Antonio Rodrigo Nogueira is a fighter fans don’t want to see retire. Many know it’s time for him to hang up the gloves, but he has been around for so long and conducted himself respectfully during that time.
He has become a fan favorite and—like many others, including Chuck Liddell and Wanderlei Silva—fans don’t want to see him walk off into the sunset.
The problem is that even though Nogueira’s surgery to his arm was successful. it still adds another scar to his ever-growing list. He is starting to accumulate damage from his fights that he wouldn’t have in the past. Mix that with the fact he is growing older, and it doesn’t look good for Nogueira.
A great counterpoint to calling for Nogueira’s retirement is that he just knocked out young heavyweight Brendan Schaub in his second-to-last fight. Nogueira obviously still has something left to give in the cage.

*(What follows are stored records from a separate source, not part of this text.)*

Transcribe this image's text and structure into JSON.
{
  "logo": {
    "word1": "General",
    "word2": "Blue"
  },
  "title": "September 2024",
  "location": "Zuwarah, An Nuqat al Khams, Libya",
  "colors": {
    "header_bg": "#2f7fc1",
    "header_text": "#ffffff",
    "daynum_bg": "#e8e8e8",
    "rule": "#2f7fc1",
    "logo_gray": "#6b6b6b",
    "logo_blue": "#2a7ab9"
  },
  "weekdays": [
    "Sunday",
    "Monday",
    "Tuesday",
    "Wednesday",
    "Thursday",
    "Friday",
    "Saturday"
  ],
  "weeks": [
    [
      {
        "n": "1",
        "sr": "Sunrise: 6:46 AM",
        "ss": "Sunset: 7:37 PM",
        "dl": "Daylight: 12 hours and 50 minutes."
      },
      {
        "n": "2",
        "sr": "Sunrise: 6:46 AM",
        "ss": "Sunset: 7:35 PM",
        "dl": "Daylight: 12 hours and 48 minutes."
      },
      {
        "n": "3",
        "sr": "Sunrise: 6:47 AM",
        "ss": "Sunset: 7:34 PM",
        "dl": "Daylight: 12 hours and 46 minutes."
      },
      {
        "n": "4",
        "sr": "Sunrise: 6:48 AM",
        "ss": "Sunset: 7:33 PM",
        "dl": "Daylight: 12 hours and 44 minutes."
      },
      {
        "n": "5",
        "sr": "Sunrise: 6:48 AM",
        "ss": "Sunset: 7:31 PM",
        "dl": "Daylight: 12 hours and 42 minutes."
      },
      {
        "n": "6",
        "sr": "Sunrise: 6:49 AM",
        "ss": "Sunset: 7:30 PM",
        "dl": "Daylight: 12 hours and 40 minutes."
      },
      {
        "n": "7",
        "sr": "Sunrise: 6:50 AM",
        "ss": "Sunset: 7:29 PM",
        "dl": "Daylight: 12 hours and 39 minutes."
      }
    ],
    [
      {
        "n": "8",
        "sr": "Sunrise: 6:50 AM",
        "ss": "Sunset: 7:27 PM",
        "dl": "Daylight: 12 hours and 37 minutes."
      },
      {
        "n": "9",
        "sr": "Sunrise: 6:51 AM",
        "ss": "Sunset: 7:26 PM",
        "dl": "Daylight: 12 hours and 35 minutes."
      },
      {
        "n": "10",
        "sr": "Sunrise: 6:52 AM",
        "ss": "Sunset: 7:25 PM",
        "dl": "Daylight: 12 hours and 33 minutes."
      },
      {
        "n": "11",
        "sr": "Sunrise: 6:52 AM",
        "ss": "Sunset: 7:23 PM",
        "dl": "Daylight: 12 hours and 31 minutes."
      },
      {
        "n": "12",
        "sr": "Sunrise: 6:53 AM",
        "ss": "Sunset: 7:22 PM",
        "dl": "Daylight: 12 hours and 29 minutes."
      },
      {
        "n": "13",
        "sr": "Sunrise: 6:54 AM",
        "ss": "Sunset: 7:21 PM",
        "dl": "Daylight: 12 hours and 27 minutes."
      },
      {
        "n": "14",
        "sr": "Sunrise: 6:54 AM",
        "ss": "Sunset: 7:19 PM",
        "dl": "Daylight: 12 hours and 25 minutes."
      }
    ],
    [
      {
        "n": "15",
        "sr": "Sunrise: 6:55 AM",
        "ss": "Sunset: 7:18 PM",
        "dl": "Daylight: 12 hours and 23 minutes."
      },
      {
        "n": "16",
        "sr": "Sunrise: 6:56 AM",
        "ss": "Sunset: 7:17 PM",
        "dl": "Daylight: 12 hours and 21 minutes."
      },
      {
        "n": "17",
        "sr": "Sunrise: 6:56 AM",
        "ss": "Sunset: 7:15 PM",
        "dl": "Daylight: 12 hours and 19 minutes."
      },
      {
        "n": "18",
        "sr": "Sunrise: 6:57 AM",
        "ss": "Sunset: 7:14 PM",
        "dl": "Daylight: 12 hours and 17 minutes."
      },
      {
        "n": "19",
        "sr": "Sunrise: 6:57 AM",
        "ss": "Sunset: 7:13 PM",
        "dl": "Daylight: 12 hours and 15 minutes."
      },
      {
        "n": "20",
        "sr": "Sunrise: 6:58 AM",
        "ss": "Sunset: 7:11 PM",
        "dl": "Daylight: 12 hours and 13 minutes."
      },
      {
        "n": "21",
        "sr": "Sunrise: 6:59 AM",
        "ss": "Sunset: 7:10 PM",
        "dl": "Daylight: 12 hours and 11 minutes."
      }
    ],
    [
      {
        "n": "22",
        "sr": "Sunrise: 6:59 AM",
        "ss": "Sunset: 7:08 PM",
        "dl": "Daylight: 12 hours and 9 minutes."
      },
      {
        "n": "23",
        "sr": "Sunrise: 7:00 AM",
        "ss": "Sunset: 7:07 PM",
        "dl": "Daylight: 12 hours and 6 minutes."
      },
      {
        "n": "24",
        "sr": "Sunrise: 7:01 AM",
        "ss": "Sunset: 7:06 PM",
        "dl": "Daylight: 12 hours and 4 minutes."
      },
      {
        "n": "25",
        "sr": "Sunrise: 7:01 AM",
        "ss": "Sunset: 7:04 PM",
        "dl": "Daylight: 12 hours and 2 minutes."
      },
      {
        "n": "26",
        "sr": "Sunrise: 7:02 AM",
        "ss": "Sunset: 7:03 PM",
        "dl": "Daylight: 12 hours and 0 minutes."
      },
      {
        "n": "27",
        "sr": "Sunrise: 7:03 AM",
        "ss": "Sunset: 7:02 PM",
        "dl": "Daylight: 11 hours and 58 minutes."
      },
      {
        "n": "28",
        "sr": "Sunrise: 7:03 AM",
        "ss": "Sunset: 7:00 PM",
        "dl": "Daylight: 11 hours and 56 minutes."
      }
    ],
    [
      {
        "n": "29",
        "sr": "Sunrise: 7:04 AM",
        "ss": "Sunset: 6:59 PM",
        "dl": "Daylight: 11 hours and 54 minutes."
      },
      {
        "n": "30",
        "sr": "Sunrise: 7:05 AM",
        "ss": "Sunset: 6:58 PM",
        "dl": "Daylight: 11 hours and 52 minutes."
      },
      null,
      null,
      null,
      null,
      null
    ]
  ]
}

However, this writer has always been a proponent of letting fighters leave when they still have something to show, not after they have burned out. It may feel unfair to fans who want to see them step into the cage a few more times, but after what they give the fans it seems only right.
And as for Nogueira’s recent record it is true he beat Schaub while winning Knockout of the Night, but he also hasn’t won many other fights before that.
His current record in his last five fights shows he is 2-3, but one of those wins was against Randy Couture, who was already getting ready to retire and didn’t seem to have his heart into fighting anymore. That isn’t to say Couture was lazy for their fight, just that he was a little removed from it and that he was at the tail end of his career.
The fight went the distance.
In between those three fights he has been knocked out twice and, in his last fight, submitted. Before then it had never happened before. The submission in his last fight broke his arm so badly he needed surgery. That means a new injury to heal from and, at 35 years old, time off he can’t afford.
Those losses, along with their brutality, should tell fans and journalists alike that Nogueira is starting to slow down.
It doesn’t mean he couldn’t still compete in MMA or even that he would lose every fight. It just seems he is done at the highest level, and for a man who was once a top fighter in PRIDE and the UFC to be asked to continue when he can’t be on that level anymore is a little cruel.
Nogueira still lost a fight to a top fighter in MMA. He could try to go out on a win, but it usually doesn’t end that way for most guys who try to do it.
When he does retire he will have fighters to train and perhaps some commentary he could do in Brazil. The future looks bright for Nogueira should he leave the cage.
All he needs to do to claim it is let go of the past.